President Trump left markets none the wiser on trade progress overnight when speaking at the Economic Club of New York.
Investors were hoping for news on the anticipated phase one deal. Instead, Trump delivered typical rhetoric, saying a “significant phase one deal could happen, could happen soon.” He added that if no deal is raised, tariffs will be raised “very substantially.” Unsurprisingly, he took another swipe at the Federal Reserve and its chair Jerome Powell for cutting interest rates slower than Trump would've liked.
Price action didn’t respond strongly to a threat of further tariffs – perhaps because with the US election next year, an escalation of tariffs seems unlikely as it would hurt Trump’s re-election chances. Rather, markets seem to be waiting until they hear something new about trade progressions.
The backdrop continues to be a market feeling better about the trade outlook, with yields looking up.

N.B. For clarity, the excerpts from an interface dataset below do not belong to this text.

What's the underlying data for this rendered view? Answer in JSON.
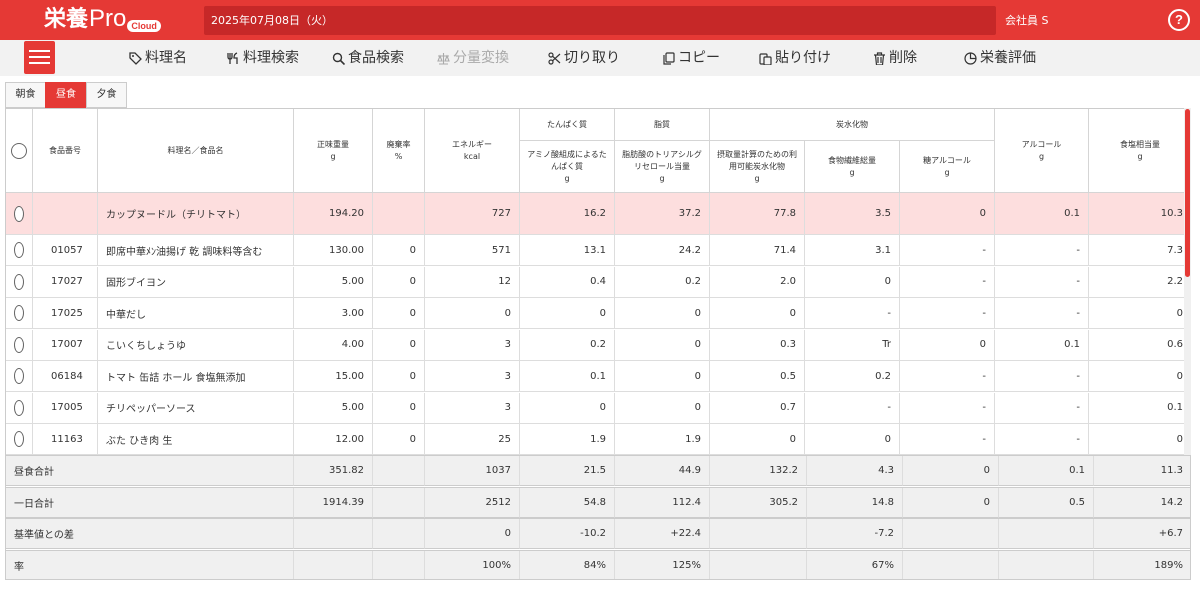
{
  "app": {
    "logo_kanji": "栄養",
    "logo_pro": "Pro",
    "logo_cloud": "Cloud",
    "date": "2025年07月08日（火）",
    "user": "会社員 S",
    "help": "?"
  },
  "toolbar": [
    {
      "label": "料理名",
      "icon": "tag-icon",
      "disabled": false
    },
    {
      "label": "料理検索",
      "icon": "utensils-icon",
      "disabled": false
    },
    {
      "label": "食品検索",
      "icon": "search-icon",
      "disabled": false
    },
    {
      "label": "分量変換",
      "icon": "scale-icon",
      "disabled": true
    },
    {
      "label": "切り取り",
      "icon": "scissors-icon",
      "disabled": false
    },
    {
      "label": "コピー",
      "icon": "copy-icon",
      "disabled": false
    },
    {
      "label": "貼り付け",
      "icon": "paste-icon",
      "disabled": false
    },
    {
      "label": "削除",
      "icon": "trash-icon",
      "disabled": false
    },
    {
      "label": "栄養評価",
      "icon": "pie-chart-icon",
      "disabled": false
    }
  ],
  "tabs": [
    {
      "label": "朝食",
      "active": false
    },
    {
      "label": "昼食",
      "active": true
    },
    {
      "label": "夕食",
      "active": false
    }
  ],
  "headers": {
    "food_no": "食品番号",
    "name": "料理名／食品名",
    "weight": "正味重量",
    "weight_unit": "g",
    "waste": "廃棄率",
    "waste_unit": "%",
    "energy": "エネルギー",
    "energy_unit": "kcal",
    "protein_group": "たんぱく質",
    "protein": "アミノ酸組成によるたんぱく質",
    "protein_unit": "g",
    "fat_group": "脂質",
    "fat": "脂肪酸のトリアシルグリセロール当量",
    "fat_unit": "g",
    "carb_group": "炭水化物",
    "carb": "摂取量計算のための利用可能炭水化物",
    "carb_unit": "g",
    "fiber": "食物繊維総量",
    "fiber_unit": "g",
    "sugaralc": "糖アルコール",
    "sugaralc_unit": "g",
    "alcohol": "アルコール",
    "alcohol_unit": "g",
    "salt": "食塩相当量",
    "salt_unit": "g"
  },
  "dish": {
    "no": "",
    "name": "カップヌードル（チリトマト）",
    "weight": "194.20",
    "waste": "",
    "energy": "727",
    "protein": "16.2",
    "fat": "37.2",
    "carb": "77.8",
    "fiber": "3.5",
    "sugaralc": "0",
    "alcohol": "0.1",
    "salt": "10.3"
  },
  "rows": [
    {
      "no": "01057",
      "name": "即席中華ﾒﾝ油揚げ 乾 調味料等含む",
      "weight": "130.00",
      "waste": "0",
      "energy": "571",
      "protein": "13.1",
      "fat": "24.2",
      "carb": "71.4",
      "fiber": "3.1",
      "sugaralc": "-",
      "alcohol": "-",
      "salt": "7.3"
    },
    {
      "no": "17027",
      "name": "固形ブイヨン",
      "weight": "5.00",
      "waste": "0",
      "energy": "12",
      "protein": "0.4",
      "fat": "0.2",
      "carb": "2.0",
      "fiber": "0",
      "sugaralc": "-",
      "alcohol": "-",
      "salt": "2.2"
    },
    {
      "no": "17025",
      "name": "中華だし",
      "weight": "3.00",
      "waste": "0",
      "energy": "0",
      "protein": "0",
      "fat": "0",
      "carb": "0",
      "fiber": "-",
      "sugaralc": "-",
      "alcohol": "-",
      "salt": "0"
    },
    {
      "no": "17007",
      "name": "こいくちしょうゆ",
      "weight": "4.00",
      "waste": "0",
      "energy": "3",
      "protein": "0.2",
      "fat": "0",
      "carb": "0.3",
      "fiber": "Tr",
      "sugaralc": "0",
      "alcohol": "0.1",
      "salt": "0.6"
    },
    {
      "no": "06184",
      "name": "トマト 缶詰 ホール 食塩無添加",
      "weight": "15.00",
      "waste": "0",
      "energy": "3",
      "protein": "0.1",
      "fat": "0",
      "carb": "0.5",
      "fiber": "0.2",
      "sugaralc": "-",
      "alcohol": "-",
      "salt": "0"
    },
    {
      "no": "17005",
      "name": "チリペッパーソース",
      "weight": "5.00",
      "waste": "0",
      "energy": "3",
      "protein": "0",
      "fat": "0",
      "carb": "0.7",
      "fiber": "-",
      "sugaralc": "-",
      "alcohol": "-",
      "salt": "0.1"
    },
    {
      "no": "11163",
      "name": "ぶた ひき肉 生",
      "weight": "12.00",
      "waste": "0",
      "energy": "25",
      "protein": "1.9",
      "fat": "1.9",
      "carb": "0",
      "fiber": "0",
      "sugaralc": "-",
      "alcohol": "-",
      "salt": "0"
    }
  ],
  "summary": [
    {
      "label": "昼食合計",
      "weight": "351.82",
      "waste": "",
      "energy": "1037",
      "protein": "21.5",
      "fat": "44.9",
      "carb": "132.2",
      "fiber": "4.3",
      "sugaralc": "0",
      "alcohol": "0.1",
      "salt": "11.3"
    },
    {
      "label": "一日合計",
      "weight": "1914.39",
      "waste": "",
      "energy": "2512",
      "protein": "54.8",
      "fat": "112.4",
      "carb": "305.2",
      "fiber": "14.8",
      "sugaralc": "0",
      "alcohol": "0.5",
      "salt": "14.2"
    },
    {
      "label": "基準値との差",
      "weight": "",
      "waste": "",
      "energy": "0",
      "protein": "-10.2",
      "fat": "+22.4",
      "carb": "",
      "fiber": "-7.2",
      "sugaralc": "",
      "alcohol": "",
      "salt": "+6.7"
    },
    {
      "label": "率",
      "weight": "",
      "waste": "",
      "energy": "100%",
      "protein": "84%",
      "fat": "125%",
      "carb": "",
      "fiber": "67%",
      "sugaralc": "",
      "alcohol": "",
      "salt": "189%"
    }
  ]
}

Funds are flowing out of safe havens: USDJPY is sitting around 109 after August lows of 105, and gold has fallen from the 1500 level 10 days ago to just above 1450.
"Gold tested the 1400 level low in July and a 1550 high early September. November opened at 1512 and is trading today at 1457."
Gold is a recession hedge. US economic data is seeing small improvements and the trade outlook looks more positive, so the market is more upbeat. Gold has pared back and looks set to test the 1450 level. What markets want now is news of trade deal progress from Trump, which should see gold push below 1450.
Below you’ll see a chart of gold against negative yielding debt. As the outlook has become more upbeat recently, real yields have ticked up, which means a falling pool of negative yields. The risk-on mood is driving gold lower.
Add to that the S&P 500 hitting record highs day after day, the outlook for gold looks to the downside.
What this means for traders: We’re focused on trade here. If Trump is serious about raising tariffs “very substantially” if he doesn’t get his way, such a move would see gold move back up towards 1500.
G10 implied volatility is highest for the NZD this week (8.4%) ahead of the Reserve Bank of New Zealand’s (RBNZ) rate decision today at 12pm AEDT.
Market probability of a cut has moved considerably leading up to the event. A month ago, the chances of a cut were as high as 98%, yet a week ago probability had fallen to 53%. Today, markets are pricing a 76% chance of a rate cut.
ANZ’s New Zealand division have called a 25bp cut the “path of least regrets,” fearing inflation expectations could dip lower.
This is a live event. After cutting rates by a surprise 50bp in August to get ahead of the curve, markets are expecting a rate cut while the RBNZ’s peers have taken a wait-and-see approach. The outlook after today’s decision will likely be in line with the Fed and the RBA.
What this means for traders: We’ll bring you the latest as it happens. If they cut, we’ll see a small adjustment lower in NZDUSD. If the RBNZ hold just as their peers are, NZDUSD will see a bigger move up.
As protest tensions escalate again in Hong Kong this week, we’ve seen considerable losses on the Hang Seng Index, down over 1000 points since Friday. Hong Kong police say rule of law has been pushed to the “brink of total collapse.”
"The Hang Seng Index takes another hit as protests escalate again this week. The index fell considerably to a 24376 low in August, and reached 27947 last week. Today the HK50 trades at 26807."